La future politique agricole commune devrait être reportée à 2023

Sur la ligne ! Le dernier jour de la présidence croate du Conseil de l'Union européenne, mardi 30 juin, Parlement et Conseil sont parvenus à un accord, à la fois provisoire et partiel, sur le maintien de l'actuelle politique agricole commune (PAC) jusqu'en 2023. 
La crise sanitaire, mais aussi le retard pris dans l'adoption du cadre financier pluriannuel (CFP) 2021-2027, n'ont pas permis de mener à leur terme les difficiles négociations de la réforme – initiée en juin 2018 par la Commission européenne – de la PAC , rendant d'autant plus indispensable un report de son entrée en vigueur. Au cours d'un troisième trilogue sur le règlement transitoire proposé par la Commission le 31 octobre dernier visant une transition "en douceur" vers cette nouvelle PAC, les négociateurs du Parlement européen – la finlandaise Elsi Katainen – et de la présidence croate du Conseil sont parvenus le 30 juin à un accord sur le second lot de règles (le Parlement avait adopté en décembre dernier la première des deux propositions de la Commission en la matière) étendant pour deux ans l'application des dispositions de la PAC qui devaient expirer à la fin de l'année. Cette période transitoire garantit ainsi la poursuite des paiements aux agriculteurs et aux bénéficiaires des fonds de développement rural. La Commission plaidait initialement – et toujours vigoureusement semble-t-il – pour un sursis d'un an seulement, que les deux colégislateurs ont toutefois jugé insuffisant. 

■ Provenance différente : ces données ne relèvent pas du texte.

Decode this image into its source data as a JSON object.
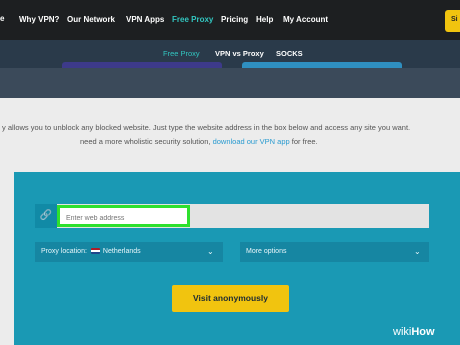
{
  "nav": {
    "logo_fragment": "e",
    "items": [
      "Why VPN?",
      "Our Network",
      "VPN Apps",
      "Free Proxy",
      "Pricing",
      "Help",
      "My Account"
    ],
    "signup_fragment": "Si"
  },
  "subnav": {
    "items": [
      "Free Proxy",
      "VPN vs Proxy",
      "SOCKS"
    ]
  },
  "description": {
    "line1": "y allows you to unblock any blocked website. Just type the website address in the box below and access any site you want.",
    "line2_pre": "need a more wholistic security solution, ",
    "line2_link": "download our VPN app",
    "line2_post": " for free."
  },
  "form": {
    "url_placeholder": "Enter web address",
    "proxy_location_label": "Proxy location:",
    "proxy_location_value": "Netherlands",
    "more_options": "More options",
    "submit": "Visit anonymously"
  },
  "watermark": {
    "brand_a": "wiki",
    "brand_b": "How"
  }
}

L'accord n'est que partiel dans la mesure où il exclut notamment les aspects budgétaires relevant du CFP, dont l'adoption est espérée dans deux semaines (voir notre article). Et n'est que provisoire puisqu'il devra, une fois mis à jour avec ces éléments, être approuvé par le Parlement et le Conseil. Il prévoit par ailleurs diverses mesures pour aider les agriculteurs à faire face à la crise du Covid (assouplissement des règles en matière d'aides d'État par exemple) mais aussi à de fortes baisses de revenus générées par des événements climatiques défavorables, des maladies animales et végétales ou l'infestation de rongeurs. L'accord allonge également de trois à cinq ans la durée des nouveaux projets de développement rural pluriannuels axés sur l'agriculture biologique, le bien-être animal et les mesures agro-environnementales et climatiques.